I have tried to use Euler's Theorem as well as the special case of it - Fermat's little theorem. But neither of them got me anywhere.

Is there something important here that I am missing.

  • 0
    Hmm... I thought this smartphone was supposed to be *fast!* Oh well. See the answer.2011-12-07

3 Answers 3

12

Well, the first thing is that $1234 \equiv 12 \equiv -1 \pmod{13}.$ And 5678 is even.

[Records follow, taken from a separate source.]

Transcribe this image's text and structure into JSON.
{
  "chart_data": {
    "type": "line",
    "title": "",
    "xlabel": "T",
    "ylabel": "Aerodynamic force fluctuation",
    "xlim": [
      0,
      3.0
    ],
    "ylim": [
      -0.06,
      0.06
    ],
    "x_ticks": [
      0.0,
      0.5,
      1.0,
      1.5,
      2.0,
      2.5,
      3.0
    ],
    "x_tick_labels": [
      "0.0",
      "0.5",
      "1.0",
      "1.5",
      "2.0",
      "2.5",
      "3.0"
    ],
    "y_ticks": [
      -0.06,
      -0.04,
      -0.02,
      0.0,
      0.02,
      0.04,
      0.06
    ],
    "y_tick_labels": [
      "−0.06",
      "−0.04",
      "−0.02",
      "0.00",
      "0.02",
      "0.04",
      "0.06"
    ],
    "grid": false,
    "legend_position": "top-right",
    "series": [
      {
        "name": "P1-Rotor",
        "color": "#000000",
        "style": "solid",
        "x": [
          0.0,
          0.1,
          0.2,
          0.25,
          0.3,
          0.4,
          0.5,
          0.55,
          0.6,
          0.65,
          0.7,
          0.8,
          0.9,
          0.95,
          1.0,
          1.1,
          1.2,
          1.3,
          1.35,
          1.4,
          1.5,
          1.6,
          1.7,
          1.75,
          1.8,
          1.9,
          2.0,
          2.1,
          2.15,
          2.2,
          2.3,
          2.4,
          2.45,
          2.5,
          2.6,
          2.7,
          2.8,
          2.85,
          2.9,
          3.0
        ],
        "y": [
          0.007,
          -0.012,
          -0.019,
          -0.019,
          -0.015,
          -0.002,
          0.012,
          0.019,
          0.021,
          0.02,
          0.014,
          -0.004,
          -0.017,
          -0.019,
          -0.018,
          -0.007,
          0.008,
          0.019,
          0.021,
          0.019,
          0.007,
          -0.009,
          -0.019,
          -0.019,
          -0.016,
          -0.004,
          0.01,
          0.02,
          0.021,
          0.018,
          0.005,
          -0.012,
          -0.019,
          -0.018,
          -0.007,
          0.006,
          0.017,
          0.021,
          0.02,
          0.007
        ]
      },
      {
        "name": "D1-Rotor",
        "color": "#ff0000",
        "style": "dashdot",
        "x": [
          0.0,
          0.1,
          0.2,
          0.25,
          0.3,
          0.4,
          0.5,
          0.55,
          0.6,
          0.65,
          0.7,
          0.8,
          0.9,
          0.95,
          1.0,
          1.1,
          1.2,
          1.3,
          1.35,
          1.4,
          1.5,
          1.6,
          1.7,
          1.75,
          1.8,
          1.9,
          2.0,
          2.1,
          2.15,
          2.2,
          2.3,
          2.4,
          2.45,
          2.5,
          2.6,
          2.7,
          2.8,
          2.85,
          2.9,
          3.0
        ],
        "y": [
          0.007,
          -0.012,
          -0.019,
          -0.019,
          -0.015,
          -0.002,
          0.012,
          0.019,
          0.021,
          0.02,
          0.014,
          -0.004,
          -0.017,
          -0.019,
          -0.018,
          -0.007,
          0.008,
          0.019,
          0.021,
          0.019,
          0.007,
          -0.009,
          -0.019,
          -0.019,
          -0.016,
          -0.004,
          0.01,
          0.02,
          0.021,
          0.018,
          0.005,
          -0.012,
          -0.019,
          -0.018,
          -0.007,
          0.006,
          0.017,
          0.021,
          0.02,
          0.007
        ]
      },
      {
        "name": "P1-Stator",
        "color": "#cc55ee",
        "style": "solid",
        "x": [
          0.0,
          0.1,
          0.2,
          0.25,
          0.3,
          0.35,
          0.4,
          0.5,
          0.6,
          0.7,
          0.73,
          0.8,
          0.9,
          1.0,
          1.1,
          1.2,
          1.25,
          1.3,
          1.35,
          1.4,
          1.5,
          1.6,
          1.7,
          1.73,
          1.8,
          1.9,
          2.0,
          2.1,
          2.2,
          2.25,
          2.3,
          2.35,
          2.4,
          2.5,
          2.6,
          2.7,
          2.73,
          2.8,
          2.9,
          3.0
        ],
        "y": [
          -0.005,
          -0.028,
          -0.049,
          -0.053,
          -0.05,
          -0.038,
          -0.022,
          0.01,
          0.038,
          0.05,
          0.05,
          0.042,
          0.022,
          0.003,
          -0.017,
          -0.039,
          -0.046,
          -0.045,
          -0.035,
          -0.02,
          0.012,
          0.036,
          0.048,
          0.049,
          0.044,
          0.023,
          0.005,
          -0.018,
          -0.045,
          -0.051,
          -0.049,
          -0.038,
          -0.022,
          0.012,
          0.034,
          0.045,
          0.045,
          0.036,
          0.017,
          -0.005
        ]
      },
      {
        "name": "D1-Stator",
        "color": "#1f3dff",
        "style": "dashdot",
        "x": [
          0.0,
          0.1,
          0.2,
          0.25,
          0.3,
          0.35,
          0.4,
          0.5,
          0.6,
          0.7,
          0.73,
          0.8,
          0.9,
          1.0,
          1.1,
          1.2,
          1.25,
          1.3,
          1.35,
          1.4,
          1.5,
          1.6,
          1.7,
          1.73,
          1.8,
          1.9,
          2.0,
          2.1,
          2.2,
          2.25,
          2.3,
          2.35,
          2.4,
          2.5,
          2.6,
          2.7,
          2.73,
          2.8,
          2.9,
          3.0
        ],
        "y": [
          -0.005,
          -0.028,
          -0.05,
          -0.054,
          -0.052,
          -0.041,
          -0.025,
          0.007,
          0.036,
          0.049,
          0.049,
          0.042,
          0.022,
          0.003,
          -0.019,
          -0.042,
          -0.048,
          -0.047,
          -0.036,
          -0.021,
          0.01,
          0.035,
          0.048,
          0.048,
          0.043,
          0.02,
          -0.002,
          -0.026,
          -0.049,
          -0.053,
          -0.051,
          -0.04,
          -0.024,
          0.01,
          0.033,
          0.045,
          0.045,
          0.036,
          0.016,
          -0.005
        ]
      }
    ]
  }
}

So the answer is 1.

  • 5
    $1234 \equiv 12 \equiv -1 \pmod{13} \implies 1234^{5678}\equiv (-1)^{5678} \pmod{13} \implies 1234^{5678} \equiv 1 \pmod{13}$2011-12-07
4

$\rm mod\ 13\!:\ \ 12\: \equiv\: -1,\ 10\:\equiv\:-3\ $ so $\rm\ 1234\ =\ 12\cdot 10^{\:2} +\: 34\ \equiv\:\: -1\cdot (-3)^2 + 34\ \equiv\: 25\ \equiv\: -1\:.\ $

Therefore $\rm\quad 1234^{2\:N}\ \equiv\ (-1)^{2\:N}\ \equiv\ ((-1)^2)^N\ \equiv\ 1^N\ \equiv 1\pmod{ 13}$

3

$1234^{5678} \quad \equiv_{13} \quad (-1)^{5678} \quad \equiv_{13} \quad((-1)^2)^{2839} \quad \equiv_{13} \quad 1^{2839} \quad \equiv_{13}\quad 1$.